Movie Reviews
Movie Review: Duchovny and Anderson return to ‘The X-Files’ to find faith and forgiveness
01:00 AM EDT on Friday, July 25, 2008

Father Joseph Crissman (Billy Connolly), a dark, complex figure with a haunted past, leads a team of FBI agents to a critical discovery in The X-Files: I Want to Believe.
TWENTIETH CENTURY FOX
The latest big-screen version of The X-Files TV series, The X-Files: I Want to Believe would make a pretty solid TV thriller, although it’s not quite The X-Files that fans of the old series fell in love with.
Yes, David Duchovny and Gillian Anderson are back as Fox Mulder and the skeptical Dana Scully who once followed the trail of UFOs, telepaths, mutants, aliens and more on television from 1993 to 2002, with a movie version tossed into the mix in 1998.
But six years after the series ended, the equation between them has changed. Mulder’s work in the fields of the paranormal has been discredited by the FBI for whom he once worked. Currently he’s a recluse, hiding out at Scully’s remote house in the West Virginia mountains. She’s a doctor at a Catholic hospital where she seems to have only one patient — a boy with a rare disease that will kill him if left unchecked. She’s trying to save him with a controversial and unproven new treatment which goes against the wishes of the cutthroat bottom-line priest who is the hospital administrator.

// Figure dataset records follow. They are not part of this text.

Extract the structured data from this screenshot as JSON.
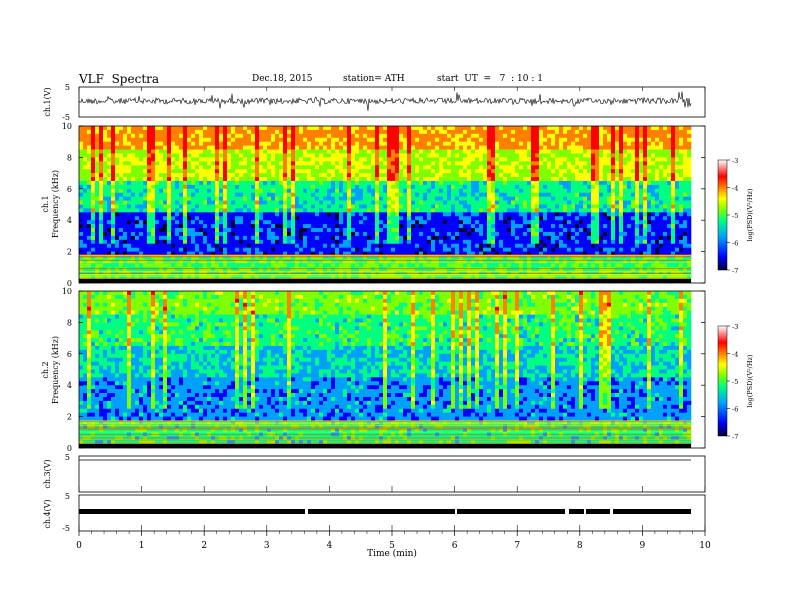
{
  "header": {
    "title": "VLF  Spectra",
    "date": "Dec.18, 2015",
    "station": "station= ATH",
    "start": "start  UT  =   7  : 10 : 1"
  },
  "chart_data": [
    {
      "type": "line",
      "panel": "ch1-waveform",
      "ylabel": "ch.1(V)",
      "ylim": [
        -5,
        5
      ],
      "yticks": [
        "5",
        "-5"
      ],
      "description_values": {
        "mean": 0.0,
        "amplitude_approx": 1.0
      }
    },
    {
      "type": "heatmap",
      "panel": "ch1-spectrogram",
      "ylabel": "ch.1\nFrequency (kHz)",
      "ylabel_line1": "ch.1",
      "ylabel_line2": "Frequency  (kHz)",
      "ylim": [
        0,
        10
      ],
      "yticks": [
        "0",
        "2",
        "4",
        "6",
        "8",
        "10"
      ],
      "colorbar": {
        "label": "log(PSD)(V²/Hz)",
        "range": [
          -7,
          -3
        ],
        "ticks": [
          "-3",
          "-4",
          "-5",
          "-6",
          "-7"
        ]
      }
    },
    {
      "type": "heatmap",
      "panel": "ch2-spectrogram",
      "ylabel_line1": "ch.2",
      "ylabel_line2": "Frequency  (kHz)",
      "ylim": [
        0,
        10
      ],
      "yticks": [
        "0",
        "2",
        "4",
        "6",
        "8",
        "10"
      ],
      "colorbar": {
        "label": "log(PSD)(V²/Hz)",
        "range": [
          -7,
          -3
        ],
        "ticks": [
          "-3",
          "-4",
          "-5",
          "-6",
          "-7"
        ]
      }
    },
    {
      "type": "line",
      "panel": "ch3-waveform",
      "ylabel": "ch.3(V)",
      "ylim": [
        -5,
        5
      ],
      "yticks": [
        "5"
      ]
    },
    {
      "type": "line",
      "panel": "ch4-waveform",
      "ylabel": "ch.4(V)",
      "ylim": [
        -5,
        5
      ],
      "yticks": [
        "5",
        "-5"
      ],
      "level": -1.2
    }
  ],
  "xaxis": {
    "label": "Time  (min)",
    "xlim": [
      0,
      10
    ],
    "ticks": [
      "0",
      "1",
      "2",
      "3",
      "4",
      "5",
      "6",
      "7",
      "8",
      "9",
      "10"
    ],
    "data_end": 9.8
  },
  "colors": {
    "scale": [
      "#000033",
      "#0000ff",
      "#00a0ff",
      "#00ff80",
      "#80ff00",
      "#ffff00",
      "#ff8000",
      "#ff0000",
      "#ffffff"
    ]
  }
}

But when a female FBI agent is assaulted and possibly either kidnapped or murdered, the FBI turns to Mulder, to find her. They’ve already employed a defrocked pedophile priest who has had psychic visions of the missing agent, though not enough to lead to her whereabouts. Reluctantly, because he still harbors resentment toward the FBI, Mulder joins the case, which is being led by agents Dakota Whitney (Amanda Peet) and Mosley Drummy (Xzibit). Eventually the even more reluctant, ever-skeptical Scully joins in, although at first she protests, “I can’t look into the darkness with you anymore.”

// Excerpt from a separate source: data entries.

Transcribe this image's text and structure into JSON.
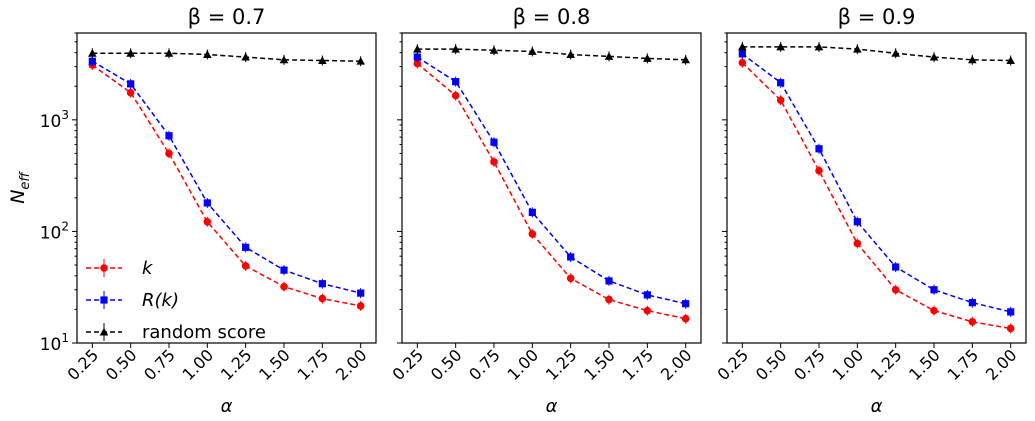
{
  "figure": {
    "ylabel_base": "N",
    "ylabel_sub": "eff"
  },
  "legend": [
    {
      "label": "k",
      "italic": true,
      "color": "#ff0000",
      "marker": "circle"
    },
    {
      "label": "R(k)",
      "italic": true,
      "color": "#0000ff",
      "marker": "square"
    },
    {
      "label": "random score",
      "italic": false,
      "color": "#000000",
      "marker": "triangle"
    }
  ],
  "chart_data": [
    {
      "type": "line",
      "title": "β = 0.7",
      "xlabel": "α",
      "ylabel": "N_eff",
      "yscale": "log",
      "ylim": [
        10,
        6000
      ],
      "y_ticks": [
        {
          "value": 10,
          "base": "10",
          "exp": "1"
        },
        {
          "value": 100,
          "base": "10",
          "exp": "2"
        },
        {
          "value": 1000,
          "base": "10",
          "exp": "3"
        }
      ],
      "x": [
        0.25,
        0.5,
        0.75,
        1.0,
        1.25,
        1.5,
        1.75,
        2.0
      ],
      "x_tick_labels": [
        "0.25",
        "0.50",
        "0.75",
        "1.00",
        "1.25",
        "1.50",
        "1.75",
        "2.00"
      ],
      "series": [
        {
          "name": "k",
          "color": "#ff0000",
          "marker": "circle",
          "values": [
            3100,
            1750,
            500,
            122,
            49,
            32,
            25,
            21.5
          ]
        },
        {
          "name": "R(k)",
          "color": "#0000ff",
          "marker": "square",
          "values": [
            3350,
            2100,
            720,
            180,
            72,
            45,
            34,
            28
          ]
        },
        {
          "name": "random score",
          "color": "#000000",
          "marker": "triangle",
          "values": [
            3950,
            3950,
            3950,
            3850,
            3650,
            3450,
            3400,
            3350
          ]
        }
      ]
    },
    {
      "type": "line",
      "title": "β = 0.8",
      "xlabel": "α",
      "ylabel": "",
      "yscale": "log",
      "ylim": [
        10,
        6000
      ],
      "y_ticks": [],
      "x": [
        0.25,
        0.5,
        0.75,
        1.0,
        1.25,
        1.5,
        1.75,
        2.0
      ],
      "x_tick_labels": [
        "0.25",
        "0.50",
        "0.75",
        "1.00",
        "1.25",
        "1.50",
        "1.75",
        "2.00"
      ],
      "series": [
        {
          "name": "k",
          "color": "#ff0000",
          "marker": "circle",
          "values": [
            3200,
            1650,
            420,
            95,
            38,
            24.5,
            19.5,
            16.5
          ]
        },
        {
          "name": "R(k)",
          "color": "#0000ff",
          "marker": "square",
          "values": [
            3650,
            2200,
            630,
            148,
            59,
            36,
            27,
            22.5
          ]
        },
        {
          "name": "random score",
          "color": "#000000",
          "marker": "triangle",
          "values": [
            4300,
            4300,
            4200,
            4100,
            3850,
            3700,
            3550,
            3450
          ]
        }
      ]
    },
    {
      "type": "line",
      "title": "β = 0.9",
      "xlabel": "α",
      "ylabel": "",
      "yscale": "log",
      "ylim": [
        10,
        6000
      ],
      "y_ticks": [],
      "x": [
        0.25,
        0.5,
        0.75,
        1.0,
        1.25,
        1.5,
        1.75,
        2.0
      ],
      "x_tick_labels": [
        "0.25",
        "0.50",
        "0.75",
        "1.00",
        "1.25",
        "1.50",
        "1.75",
        "2.00"
      ],
      "series": [
        {
          "name": "k",
          "color": "#ff0000",
          "marker": "circle",
          "values": [
            3250,
            1500,
            350,
            78,
            30,
            19.5,
            15.5,
            13.5
          ]
        },
        {
          "name": "R(k)",
          "color": "#0000ff",
          "marker": "square",
          "values": [
            3900,
            2150,
            550,
            122,
            48,
            30,
            23,
            19
          ]
        },
        {
          "name": "random score",
          "color": "#000000",
          "marker": "triangle",
          "values": [
            4500,
            4500,
            4500,
            4300,
            3950,
            3650,
            3450,
            3400
          ]
        }
      ]
    }
  ]
}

That’s the set-up for the not-so-twisty-as-it-at-first-seems storyline that revolves around a Dr. Frankenstein-ish plot. Kidnappings, murder attempts, gruesome surgeries, white-coated Russian doctors, body parts buried in the snow, vicious dogs, even women in cages. They’re all here!
The film’s sensationalistic elements grab attention and keep one hanging on to see how they’re all connected. X-Files: I Want to Believe never flags in springing some new terrible thing on us. Yet although there are some shocking surprises in store, the script, unlike the TV series, is rather transparent. In the end, the sum seems somewhat less than its parts.

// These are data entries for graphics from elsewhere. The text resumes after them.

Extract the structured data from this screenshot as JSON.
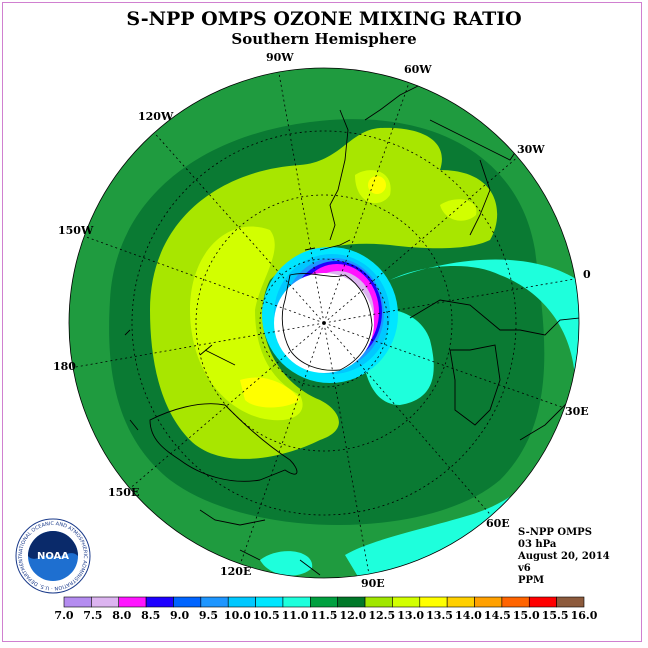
{
  "title": "S-NPP OMPS OZONE MIXING RATIO",
  "subtitle": "Southern Hemisphere",
  "longitude_labels": {
    "l90w": "90W",
    "l60w": "60W",
    "l30w": "30W",
    "l120w": "120W",
    "l150w": "150W",
    "l0": "0",
    "l180": "180",
    "l30e": "30E",
    "l60e": "60E",
    "l150e": "150E",
    "l120e": "120E",
    "l90e": "90E"
  },
  "info": {
    "instrument": "S-NPP OMPS",
    "level": "03 hPa",
    "date": "August 20, 2014",
    "version": "v6",
    "units": "PPM"
  },
  "logo": {
    "text": "NOAA",
    "ring_text": "NATIONAL OCEANIC AND ATMOSPHERIC ADMINISTRATION · U.S. DEPARTMENT OF COMMERCE"
  },
  "colorbar": {
    "labels": [
      "7.0",
      "7.5",
      "8.0",
      "8.5",
      "9.0",
      "9.5",
      "10.0",
      "10.5",
      "11.0",
      "11.5",
      "12.0",
      "12.5",
      "13.0",
      "13.5",
      "14.0",
      "14.5",
      "15.0",
      "15.5",
      "16.0"
    ],
    "colors": [
      "#b48cf0",
      "#dcb4f0",
      "#ff14ff",
      "#1e00ff",
      "#0064ff",
      "#1e96ff",
      "#00c8ff",
      "#00e6ff",
      "#1effdc",
      "#00a040",
      "#007828",
      "#a0e600",
      "#d2ff00",
      "#ffff00",
      "#ffd000",
      "#ffa000",
      "#ff6400",
      "#ff0000",
      "#8c5a3c"
    ]
  },
  "colors": {
    "background_field": "#009040",
    "outer_ring": "#1f9b3f"
  }
}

This negates the kind of edge-of-the-seat thrills a picture like this really needs. Nevertheless, there are solid performances by Duchovny as the doggedly persistent Mulder and Anderson’s skeptical Scully, who keeps casting doubts about the veracity of “Father Joe” (Billy Connolly). Having worked together in the TV show for so many years, Duchovny and Anderson have built up an easy, strong chemistry. A scene in which Scully tells Mulder she wants off the case and out of his life plays for all its gut-wrenching emotions as these two try to push apart even as their bond pulls them together. She’s also wavering in her faith and the aptly named The X-Files: I Want to Believe is as much about faith as it is about eerie doings.
Good, too, is Connolly as the priest who wants to be forgiven for his own past sins and whose “visions” may be based on more than psychic trances.
Like The X-Files of old, The X-Files: I Want to Believe keeps the audience on its toes, if not on the edge of their seats. *** Starring: David Duchovny, Gillian Anderson, Amanda Peet, Billy Connolly, Xzibit, Fagin Woodcock. Rated: PG-13, contains violence, grisly sights, adult themes.